The symptoms of ovarian cancer include: general abdominal discomfort or pain, such as gas, indigestion, pressure, swelling, bloating or cramps; nausea, diarrhea, constipation or frequent urination; loss of appetite; feeling of fullness after a light meal; weight gain or loss with no known reason; and abnormal bleeding from the vagina;
“Although development of a screening test to detect ovarian cancer remains a very active area of research, currently there is no definitive prevention strategy,” said Riley (D-Salem/Cumberland/Gloucester). “The best way to decrease the overall risk of dying from ovarian cancer is to have regular pelvic examinations, something this measure will hopefully help make more women aware of.”
The sponsors underscored the importance of the public awareness campaign, noting that ovarian cancer causes more deaths than any other cancer of the female reproductive system and ranks fourth as a cause of cancer deaths among women in the United States.

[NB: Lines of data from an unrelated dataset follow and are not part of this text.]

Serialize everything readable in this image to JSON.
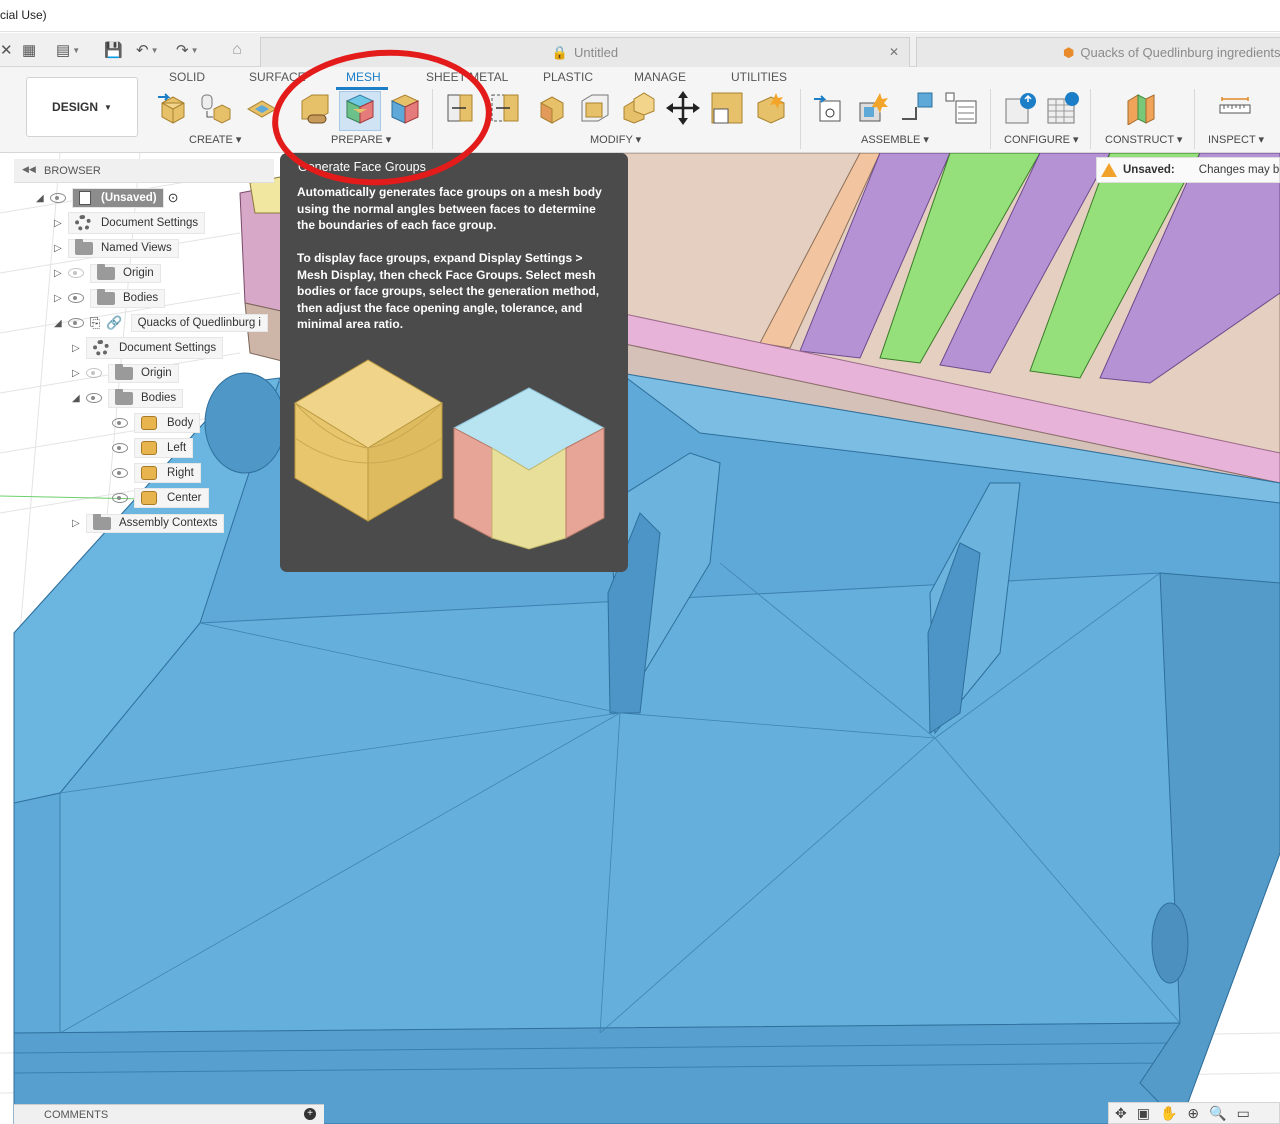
{
  "window": {
    "title": "cial Use)"
  },
  "doc_tabs": [
    {
      "label": "Untitled"
    },
    {
      "label": "Quacks of Quedlinburg ingredients"
    }
  ],
  "ribbon": {
    "workspace_button": "DESIGN",
    "tabs": [
      "SOLID",
      "SURFACE",
      "MESH",
      "SHEET METAL",
      "PLASTIC",
      "MANAGE",
      "UTILITIES"
    ],
    "active_tab": "MESH",
    "groups": [
      "CREATE ▾",
      "PREPARE ▾",
      "MODIFY ▾",
      "ASSEMBLE ▾",
      "CONFIGURE ▾",
      "CONSTRUCT ▾",
      "INSPECT ▾"
    ]
  },
  "browser": {
    "header": "BROWSER",
    "root": "(Unsaved)",
    "items": [
      "Document Settings",
      "Named Views",
      "Origin",
      "Bodies",
      "Quacks of Quedlinburg i",
      "Document Settings",
      "Origin",
      "Bodies",
      "Body",
      "Left",
      "Right",
      "Center",
      "Assembly Contexts"
    ]
  },
  "tooltip": {
    "title": "Generate Face Groups",
    "paragraph1": "Automatically generates face groups on a mesh body using the normal angles between faces to determine the boundaries of each face group.",
    "paragraph2": "To display face groups, expand Display Settings > Mesh Display, then check Face Groups. Select mesh bodies or face groups, select the generation method, then adjust the face opening angle, tolerance, and minimal area ratio."
  },
  "unsaved": {
    "label": "Unsaved:",
    "message": "Changes may be"
  },
  "comments": {
    "label": "COMMENTS"
  },
  "colors": {
    "accent": "#1b7ec7",
    "mesh_blue": "#5ea9d8",
    "annotation_red": "#e31b1b",
    "tooltip_bg": "#4b4b4b"
  }
}
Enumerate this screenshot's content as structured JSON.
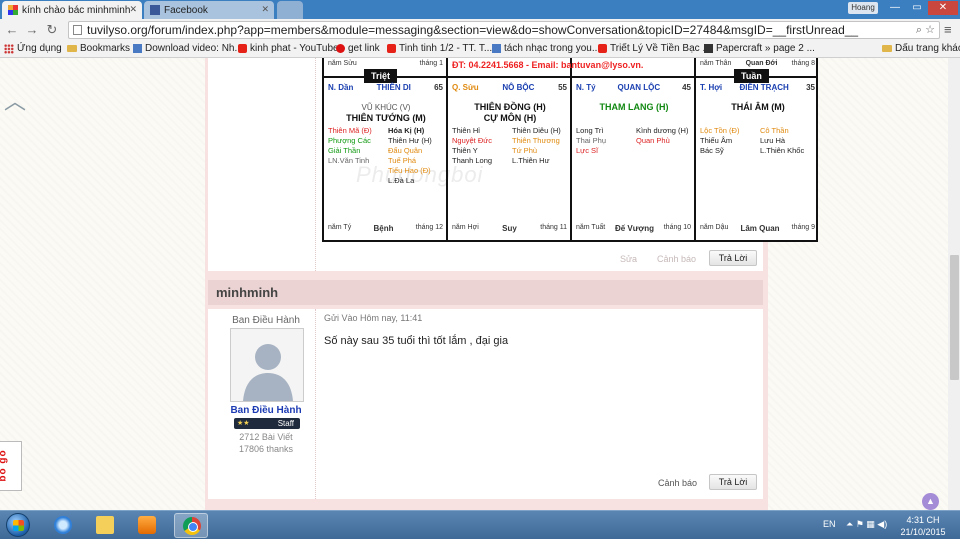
{
  "browser": {
    "tabs": [
      {
        "title": "kính chào bác minhminh ·",
        "active": true
      },
      {
        "title": "Facebook",
        "active": false
      }
    ],
    "profile_name": "Hoang",
    "url": "tuvilyso.org/forum/index.php?app=members&module=messaging&section=view&do=showConversation&topicID=27484&msgID=__firstUnread__",
    "bookmarks": [
      "Ứng dụng",
      "Bookmarks",
      "Download video: Nh...",
      "kinh phat - YouTube",
      "get link",
      "Tinh tinh 1/2 - TT. T...",
      "tách nhạc trong you...",
      "Triết Lý Về Tiền Bạc ...",
      "Papercraft » page 2 ..."
    ],
    "other_bookmarks": "Dấu trang khác"
  },
  "chart": {
    "contact": "ĐT: 04.2241.5668 - Email: bantuvan@lyso.vn.",
    "watermark": "Phudongboi",
    "cells": [
      {
        "top_left": "năm Sửu",
        "top_right": "tháng 1",
        "tag": "Triệt",
        "branch": "N. Dần",
        "palace": "THIÊN DI",
        "age": "65",
        "main_stars": [
          "VŨ KHÚC (V)",
          "THIÊN TƯỚNG (M)"
        ],
        "left_stars": [
          "Thiên Mã (Đ)",
          "Phượng Các",
          "Giải Thần",
          "LN.Văn Tinh"
        ],
        "right_stars": [
          "Hóa Kị (H)",
          "Thiên Hư (H)",
          "Đẩu Quân",
          "Tuế Phá",
          "Tiểu Hao (Đ)",
          "L.Đà La"
        ],
        "bot_left": "năm Tý",
        "bot_mid": "Bệnh",
        "bot_right": "tháng 12"
      },
      {
        "top_left": "",
        "top_right": "",
        "branch": "Q. Sửu",
        "palace": "NÔ BỘC",
        "age": "55",
        "main_stars": [
          "THIÊN ĐỒNG (H)",
          "CỰ MÔN (H)"
        ],
        "left_stars": [
          "Thiên Hỉ",
          "Nguyệt Đức",
          "Thiên Y",
          "Thanh Long"
        ],
        "right_stars": [
          "Thiên Diêu (H)",
          "Thiên Thương",
          "Tứ Phù",
          "L.Thiên Hư"
        ],
        "bot_left": "năm Hợi",
        "bot_mid": "Suy",
        "bot_right": "tháng 11"
      },
      {
        "top_left": "",
        "top_right": "",
        "branch": "N. Tý",
        "palace": "QUAN LỘC",
        "age": "45",
        "main_stars": [
          "THAM LANG (H)"
        ],
        "left_stars": [
          "Long Trì",
          "Thai Phụ",
          "Lực Sĩ"
        ],
        "right_stars": [
          "Kình dương (H)",
          "Quan Phù"
        ],
        "bot_left": "năm Tuất",
        "bot_mid": "Đế Vượng",
        "bot_right": "tháng 10"
      },
      {
        "top_left": "năm Thân",
        "top_mid": "Quan Đới",
        "top_right": "tháng 8",
        "tag": "Tuần",
        "branch": "T. Hợi",
        "palace": "ĐIỀN TRẠCH",
        "age": "35",
        "main_stars": [
          "THÁI ÂM (M)"
        ],
        "left_stars": [
          "Lộc Tồn (Đ)",
          "Thiếu Âm",
          "Bác Sỹ"
        ],
        "right_stars": [
          "Cô Thần",
          "Lưu Hà",
          "L.Thiên Khốc"
        ],
        "bot_left": "năm Dậu",
        "bot_mid": "Lâm Quan",
        "bot_right": "tháng 9"
      }
    ]
  },
  "post1": {
    "edit_label": "Sửa",
    "report_label": "Cảnh báo",
    "reply_label": "Trả Lời"
  },
  "post2": {
    "author": "minhminh",
    "rank": "Ban Điều Hành",
    "user_name": "Ban Điều Hành",
    "badge_stars": "★★",
    "badge": "Staff",
    "post_count": "2712 Bài Viết",
    "thanks": "17806 thanks",
    "sent": "Gửi Vào Hôm nay, 11:41",
    "message": "Số này sau 35 tuổi thì tốt lắm , đại gia",
    "report_label": "Cảnh báo",
    "reply_label": "Trả Lời"
  },
  "widget": {
    "label": "bo go"
  },
  "taskbar": {
    "lang": "EN",
    "time": "4:31 CH",
    "date": "21/10/2015"
  }
}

Additionally, more than half of the deaths from ovarian cancer occur in women between the ages of 55 and 74 years of age and approximately one quarter of ovarian cancer deaths occur in women between 35 and 54 years of age.
In order to carry out the public awareness campaign, the legislation requires DHSS to, at a minimum:
- develop printed educational materials and public service announcements in English and Spanish; and
- distribute the information to the public, through a variety of means, including, but not limited to, local health agencies and clinics, physicians, health care facilities, county offices on aging, pharmacies, libraries, senior citizen centers, other community-based outreach programs and organizations, and the department’s official website.